Adria Hinkle and Andrew Cook, two employees of People for the Ethical Treatment of Animals, or PETA, were cleared of eight misdemeanor counts of animal cruelty. Hinkle also was found not guilty of three felony counts of obtaining property by false pretenses.
Both received a 10-day suspended jail sentence and a year of supervised probation, meaning neither will serve jail time. Their van will be confiscated by police and each was ordered to pay $4,000 in fines and court costs.
"I gave the penalty I thought was appropriate," Superior Court Judge Cy Grant said.
As she left the courtroom after the two-week trial, Hinkle said she was relieved.
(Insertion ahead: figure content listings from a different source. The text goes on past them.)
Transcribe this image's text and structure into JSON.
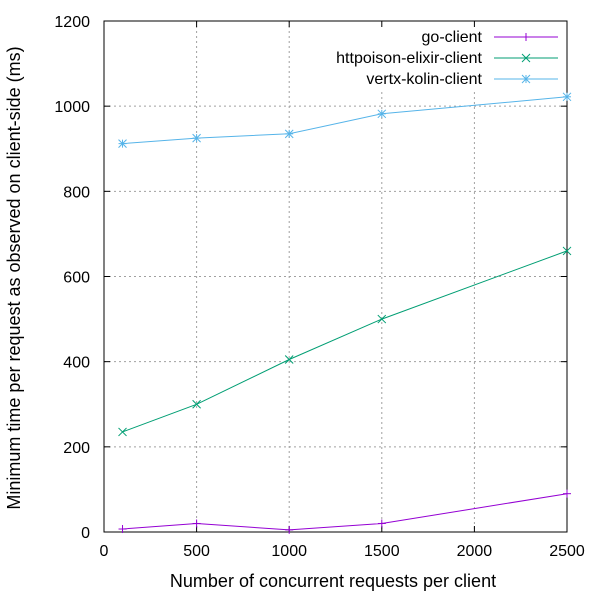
{
  "chart_data": {
    "type": "line",
    "title": "",
    "xlabel": "Number of concurrent requests per client",
    "ylabel": "Minimum time per request as observed on client-side (ms)",
    "xlim": [
      0,
      2500
    ],
    "ylim": [
      0,
      1200
    ],
    "xticks": [
      "0",
      "500",
      "1000",
      "1500",
      "2000",
      "2500"
    ],
    "yticks": [
      "0",
      "200",
      "400",
      "600",
      "800",
      "1000",
      "1200"
    ],
    "grid": true,
    "legend_position": "top-right",
    "series": [
      {
        "name": "go-client",
        "color": "#9400d3",
        "marker": "plus",
        "x": [
          100,
          500,
          1000,
          1500,
          2500
        ],
        "y": [
          7,
          20,
          5,
          20,
          90
        ]
      },
      {
        "name": "httpoison-elixir-client",
        "color": "#009e73",
        "marker": "cross",
        "x": [
          100,
          500,
          1000,
          1500,
          2500
        ],
        "y": [
          235,
          300,
          405,
          500,
          660
        ]
      },
      {
        "name": "vertx-kolin-client",
        "color": "#56b4e9",
        "marker": "star",
        "x": [
          100,
          500,
          1000,
          1500,
          2500
        ],
        "y": [
          912,
          925,
          935,
          982,
          1022
        ]
      }
    ]
  }
}
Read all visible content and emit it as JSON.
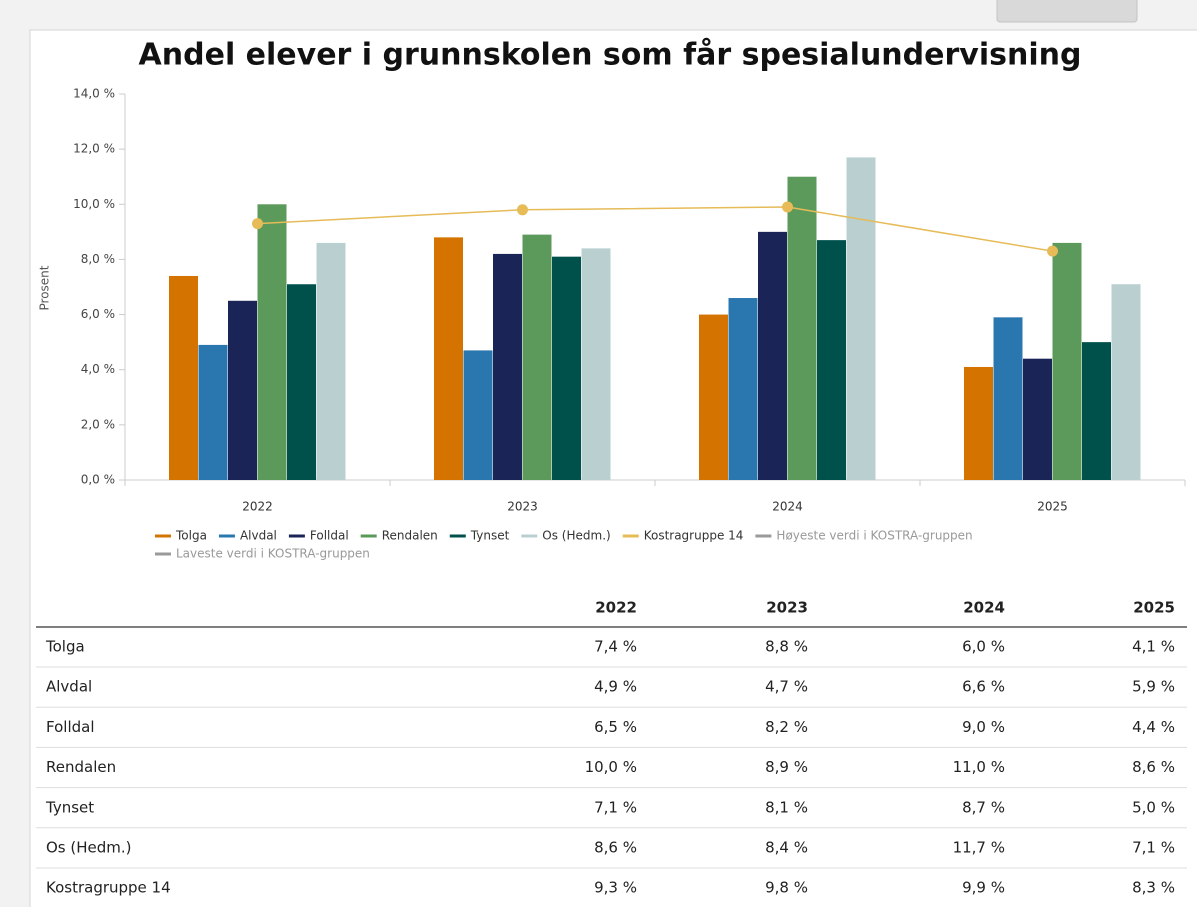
{
  "chart_data": {
    "type": "bar",
    "title": "Andel elever i grunnskolen som får spesialundervisning",
    "y_label": "Prosent",
    "categories": [
      "2022",
      "2023",
      "2024",
      "2025"
    ],
    "series": [
      {
        "name": "Tolga",
        "color": "#d57300",
        "values": [
          7.4,
          8.8,
          6.0,
          4.1
        ]
      },
      {
        "name": "Alvdal",
        "color": "#2a77b0",
        "values": [
          4.9,
          4.7,
          6.6,
          5.9
        ]
      },
      {
        "name": "Folldal",
        "color": "#1a2456",
        "values": [
          6.5,
          8.2,
          9.0,
          4.4
        ]
      },
      {
        "name": "Rendalen",
        "color": "#5b9a5b",
        "values": [
          10.0,
          8.9,
          11.0,
          8.6
        ]
      },
      {
        "name": "Tynset",
        "color": "#00504c",
        "values": [
          7.1,
          8.1,
          8.7,
          5.0
        ]
      },
      {
        "name": "Os (Hedm.)",
        "color": "#b9cfd0",
        "values": [
          8.6,
          8.4,
          11.7,
          7.1
        ]
      },
      {
        "name": "Kostragruppe 14",
        "color": "#e6bb58",
        "type": "line",
        "values": [
          9.3,
          9.8,
          9.9,
          8.3
        ]
      },
      {
        "name": "Høyeste verdi i KOSTRA-gruppen",
        "color": "#9a9a9a",
        "type": "line",
        "values": [
          null,
          null,
          null,
          null
        ]
      },
      {
        "name": "Laveste verdi i KOSTRA-gruppen",
        "color": "#9a9a9a",
        "type": "line",
        "values": [
          null,
          null,
          null,
          null
        ]
      }
    ],
    "ylim": [
      0,
      14
    ],
    "yticks": [
      {
        "value": 0,
        "label": "0,0 %"
      },
      {
        "value": 2,
        "label": "2,0 %"
      },
      {
        "value": 4,
        "label": "4,0 %"
      },
      {
        "value": 6,
        "label": "6,0 %"
      },
      {
        "value": 8,
        "label": "8,0 %"
      },
      {
        "value": 10,
        "label": "10,0 %"
      },
      {
        "value": 12,
        "label": "12,0 %"
      },
      {
        "value": 14,
        "label": "14,0 %"
      }
    ],
    "legend": "bottom"
  },
  "table": {
    "columns": [
      "2022",
      "2023",
      "2024",
      "2025"
    ],
    "rows": [
      [
        "Tolga",
        "7,4 %",
        "8,8 %",
        "6,0 %",
        "4,1 %"
      ],
      [
        "Alvdal",
        "4,9 %",
        "4,7 %",
        "6,6 %",
        "5,9 %"
      ],
      [
        "Folldal",
        "6,5 %",
        "8,2 %",
        "9,0 %",
        "4,4 %"
      ],
      [
        "Rendalen",
        "10,0 %",
        "8,9 %",
        "11,0 %",
        "8,6 %"
      ],
      [
        "Tynset",
        "7,1 %",
        "8,1 %",
        "8,7 %",
        "5,0 %"
      ],
      [
        "Os (Hedm.)",
        "8,6 %",
        "8,4 %",
        "11,7 %",
        "7,1 %"
      ],
      [
        "Kostragruppe 14",
        "9,3 %",
        "9,8 %",
        "9,9 %",
        "8,3 %"
      ]
    ]
  }
}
"Justice was served," she said.
Cook declined immediate comment.
Hinkle and Cook had testified that they euthanized the animals in the back of their van to relieve the animals' suffering. They said they disposed of the bodies in Hertford County, instead of driving them back to the PETA offices in Virginia, because the smell was overwhelming.
The animals were picked up from several shelters in northeast North Carolina.
Hinkle, 28, of Norfolk, Va., and Cook, 26, of Virginia Beach, had each faced 21 felony counts of animal cruelty until Grant reduced those charges Thursday, saying prosecutors failed to prove malice, a necessary element of the felony charge.
The pair was arrested in June 2005 after police said they saw them dump several bags of dead animals behind a grocery store. Police said they found more dead animals in the pair's van.
Local shelter officials said they were unaware that PETA planned to euthanize most of the animals it picked up, but a PETA official testified that she told county officials of the policy.
Hinkle testified that she never told the shelters the animals wouldn't be euthanized.